Since his injury, Sting has kept in touch with Rollins, who suffered a devastating knee injury not long after Night of Champions. Sting suffered a similar injury – at what he estimates was the very same point in his career that Rollins is in now – at WCW’s Clash of the Champions X in 1990. At the end of the show, Sting ran down to the ring to interfere in a six-man steel cage match featuring the Four Horseman, but blew out his knee as he jumped onto the cage while being pulled down by a group of other wrestlers. He would return to beat Ric Flair to win the NWA title five months later. Sting says he’s confident that Rollins will return better than ever.
"While you’re going through [rehab], it can seem like an eternity, and like [it’s] impossible – but the truth of the matter is, by the time you look at it – it’s easy for me to say now after 30 years – it’s a little tiny blip on the radar screen. And he’ll come out of it, so I’ve just tried to encourage him like that."
Sting also talked to Fox Sports about his upcoming induction ceremony, and what he plans to do after his in-ring career comes to a close.
FS: Ric Flair will induct you into the Hall on Saturday, and he’s the perfect man to do it given your history together. How important was Ric Flair to Sting’s career?
Sting: At the beginning, whether he wanted to or not, he kind of took me under his wing.
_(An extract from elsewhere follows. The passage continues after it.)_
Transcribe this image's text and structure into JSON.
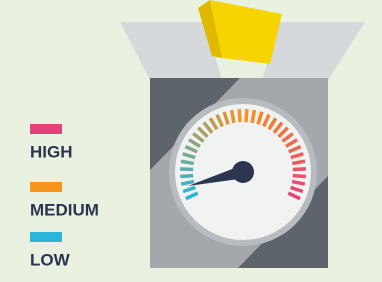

He saw something in me, enough in me, that he was willing to teach me and show me the ropes. And man, he taught me. I learned more in the first six months in the ring with him than a lot of guys would get in 5-10 years. I’m forever grateful for what he did. I guess he did not have to do it, but he chose to do it.
FS: Do you have your Hall of Fame speech written already?
Sting: I have an outline in my head of some things I’d like to talk about. Somewhat of an idea, it’s pretty nerve-wracking for me. I’m not a public speaker.
FS: What comes after wrestling for Sting?
Sting: I’ve always loved real estate, and I’m not talking about being a real estate agent and buying and selling homes or anything like that. I’m talking about dirt. Development, and it could be some residential stuff too. Dirt. Buying and selling dirt… I’ve always wanted to do that.